Ce qui étonne surtout, dans cette Exposition marseillaise, c’est le faste vraiment asiatique de la Cochinchine et du Tonkin, et peut-être plus encore, — parce que c’est un pays moins connu et que cela tient une place énorme, — notre Afrique occidentale et équatoriale. Le palais consacré à celui-ci est réellement le centre de l’immense parc tout peuplé de pavillons exotiques. La haute tour pyramidale, qui commande l’entrée des salles africaines, domine tout l’horizon marseillais, des îles de Maire à Notre-Dame de la Garde. On est surpris à la vue de ces architectures sénégaliennes, nigériennes et soudanaises. Par l’emploi des pylônes, des formes trapues et massives, des obélisques, d’une certaine ornementation géométrique, elles rappellent l’ancienne Egypte pharaonique. Elles rappellent aussi les bâtisses sahariennes de notre Sud algérien. Mais pourtant elles ont un caractère bien local, qui saisit tout de suite et d’autant plus que notre œil y est moins accoutumé.
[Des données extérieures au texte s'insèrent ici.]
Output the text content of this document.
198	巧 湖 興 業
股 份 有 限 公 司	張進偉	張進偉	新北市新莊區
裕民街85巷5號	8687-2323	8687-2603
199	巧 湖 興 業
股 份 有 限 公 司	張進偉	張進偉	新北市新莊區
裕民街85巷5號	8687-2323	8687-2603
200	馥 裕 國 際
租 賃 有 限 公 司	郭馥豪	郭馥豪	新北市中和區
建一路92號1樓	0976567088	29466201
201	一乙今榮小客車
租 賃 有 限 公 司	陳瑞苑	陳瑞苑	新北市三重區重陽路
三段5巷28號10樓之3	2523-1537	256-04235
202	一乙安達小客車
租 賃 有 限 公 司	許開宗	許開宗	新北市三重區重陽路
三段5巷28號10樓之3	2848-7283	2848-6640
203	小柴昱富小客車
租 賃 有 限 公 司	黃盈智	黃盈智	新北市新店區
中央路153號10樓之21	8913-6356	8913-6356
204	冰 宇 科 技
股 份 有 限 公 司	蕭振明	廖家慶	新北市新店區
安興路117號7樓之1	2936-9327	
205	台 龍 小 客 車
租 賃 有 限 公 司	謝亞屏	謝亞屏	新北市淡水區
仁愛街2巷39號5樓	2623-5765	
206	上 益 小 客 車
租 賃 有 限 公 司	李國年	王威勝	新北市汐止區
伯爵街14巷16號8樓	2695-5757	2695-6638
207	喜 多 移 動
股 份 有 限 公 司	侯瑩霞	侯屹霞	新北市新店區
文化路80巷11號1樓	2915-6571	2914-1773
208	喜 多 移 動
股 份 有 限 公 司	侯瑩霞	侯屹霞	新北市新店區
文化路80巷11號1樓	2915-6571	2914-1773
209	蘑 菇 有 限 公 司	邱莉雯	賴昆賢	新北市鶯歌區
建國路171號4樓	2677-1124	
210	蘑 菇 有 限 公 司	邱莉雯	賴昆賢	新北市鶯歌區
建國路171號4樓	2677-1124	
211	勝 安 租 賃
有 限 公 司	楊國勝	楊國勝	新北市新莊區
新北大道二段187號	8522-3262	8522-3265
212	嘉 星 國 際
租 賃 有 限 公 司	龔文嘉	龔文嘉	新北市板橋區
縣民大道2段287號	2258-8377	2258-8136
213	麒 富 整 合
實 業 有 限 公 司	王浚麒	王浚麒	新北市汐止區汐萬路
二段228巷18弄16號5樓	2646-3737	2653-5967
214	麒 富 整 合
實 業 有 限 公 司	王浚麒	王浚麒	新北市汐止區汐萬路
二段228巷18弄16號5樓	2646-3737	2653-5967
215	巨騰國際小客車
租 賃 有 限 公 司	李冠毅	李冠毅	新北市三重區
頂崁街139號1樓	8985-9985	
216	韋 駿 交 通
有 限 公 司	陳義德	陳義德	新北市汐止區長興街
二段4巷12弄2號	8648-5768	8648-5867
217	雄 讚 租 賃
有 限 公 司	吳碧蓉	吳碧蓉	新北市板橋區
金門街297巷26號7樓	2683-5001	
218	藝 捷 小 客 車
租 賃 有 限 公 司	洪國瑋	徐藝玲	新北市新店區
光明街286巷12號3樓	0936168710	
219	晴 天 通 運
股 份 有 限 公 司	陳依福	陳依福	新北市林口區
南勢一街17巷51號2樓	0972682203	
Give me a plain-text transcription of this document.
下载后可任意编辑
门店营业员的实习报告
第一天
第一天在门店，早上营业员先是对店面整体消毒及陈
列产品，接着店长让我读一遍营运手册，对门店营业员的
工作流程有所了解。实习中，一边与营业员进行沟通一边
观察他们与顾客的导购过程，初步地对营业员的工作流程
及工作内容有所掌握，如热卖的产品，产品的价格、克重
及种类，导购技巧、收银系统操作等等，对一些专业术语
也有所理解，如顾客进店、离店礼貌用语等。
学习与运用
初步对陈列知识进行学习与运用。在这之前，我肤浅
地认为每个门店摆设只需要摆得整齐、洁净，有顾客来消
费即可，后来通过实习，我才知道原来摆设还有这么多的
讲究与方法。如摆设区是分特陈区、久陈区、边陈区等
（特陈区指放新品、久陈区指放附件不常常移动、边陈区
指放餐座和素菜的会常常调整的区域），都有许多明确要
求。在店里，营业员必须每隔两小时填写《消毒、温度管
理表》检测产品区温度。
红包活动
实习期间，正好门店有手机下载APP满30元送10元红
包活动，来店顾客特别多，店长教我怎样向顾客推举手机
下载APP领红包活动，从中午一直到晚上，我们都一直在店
On pénètre dans ces bâtisses étranges et qui semblent faites d’une argile dorée, — et les étonnements redoublent devant l’abondance et la variété des richesses, des choses bonnes et utiles, des objets curieux et suggestifs qu’elles renferment, devant la grandeur et l’exubérance tropicale des paysages évoqués. On a là, ramassée dans le raccourci d’une vingtaine de salles, une image symbolique d’un splendide effort français pendant trois quarts de siècle. On devine la peine, le sang, l’argent que tout cela a coûté. On voudrait connaître par le menu l’histoire héroïque et quelquefois lamentable de ce long enfantement de notre grandeur africaine. On se dit qu’il y a là une injustice à réparer, un magnifique exemple à publier aux quatre coins de l’horizon...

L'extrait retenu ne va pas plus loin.